Vestibular rehabilitation copes with dizziness and balance problems, gait instability, sensitivity to movement, and blurred vision. Treatment is especially effective when consistently practiced at home.

To find a solution to the lack of consistent practice at home, BGU physiotherapists asked 39 patients doing vestibular rehabilitation and experienced physiotherapists to identify the barriers to at-home therapy.

Aerial view of Sheba Tel HaShomer Medical Center, outside of Tel Aviv, on May 31, 2023. (credit: Omer Fichman/Flash90)

Team identified six problems

The team conducted three single-session focus groups per population group, and each focus group discussion included five to eight participants. Patients were recruited from the otolaryngology department of Sheba Medical Center in Tel Hashomer and via advertisements emailed to physiotherapists. Focus groups were conducted online using the Zoom video-conferencing platform; sessions lasted 60 to 90 minutes, were video-taped, and transcribed verbatim.

They found six problems: motivation (lack of confidence in the effectiveness of the practice, boredom, and lack of internal drive); increased symptoms during the practice (temporary worsening of dizziness, during or after the exercises); difficulties in time management (difficulty integrating practice into daily routine); lack of feedback and guidance (patients’ limited understanding of how exercises should be done and their effect); psychosocial factors (what will the environment think?); and related medical deficiencies (such as neck pain and migraines).

The research team formulated recommendations for physiotherapists who want to significantly improve treatment outcomes and patients’ quality of life.

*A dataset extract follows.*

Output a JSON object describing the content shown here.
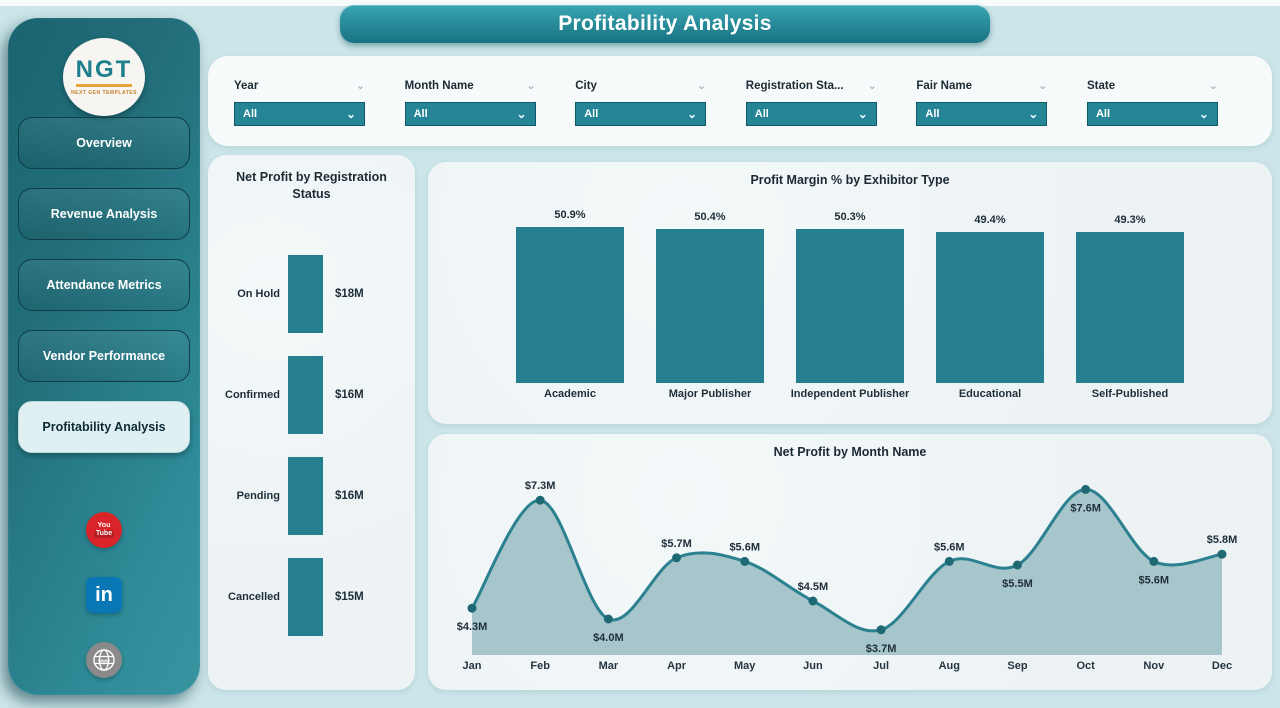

To increase motivation, For example, personal interaction and follow-up by a clinician would allow for greater attention to the exercises – availability and feedback conversations on the performance of the exercises, including initiated phone calls, text messages to patients in between visits to the clinic – and nurture motivation for practicing them. Investing time and money should also increase motivation.

In terms of time management, the clinicians could personalize the exercises to fit into the patient’s daily routine, for example, to practice a little bit at a time throughout the day and/or write in a daily diary.

The exercise instructions should include an explanation of the importance of the exercises, the expected symptoms, and the expected recovery time, the researchers wrote. Documenting improvement by providing quantitative and visual feedback, such as charts and graphs, should encourage continued practice.

“Our study provided a broad perspective for data analysis by both patients and treating physicians,” lead researcher Prof. Shelly Levy-Tzedek said. “Identifying the common barriers to practice allowed us to build strategies that could improve adherence to home practices and, as a result, the effectiveness of treatment. This is a study that can be applied in any clinic and to any patient and, therefore, is an important guide for therapists.”

This research was carried out as part of Liran Kalderon’s doctoral dissertation in BGU’s physiotherapy department under the joint supervision of Levy-Tzedek and Dr. Yoav Gimmon, together with Azriel Kaplan and Dr. Amit Wolfovitz.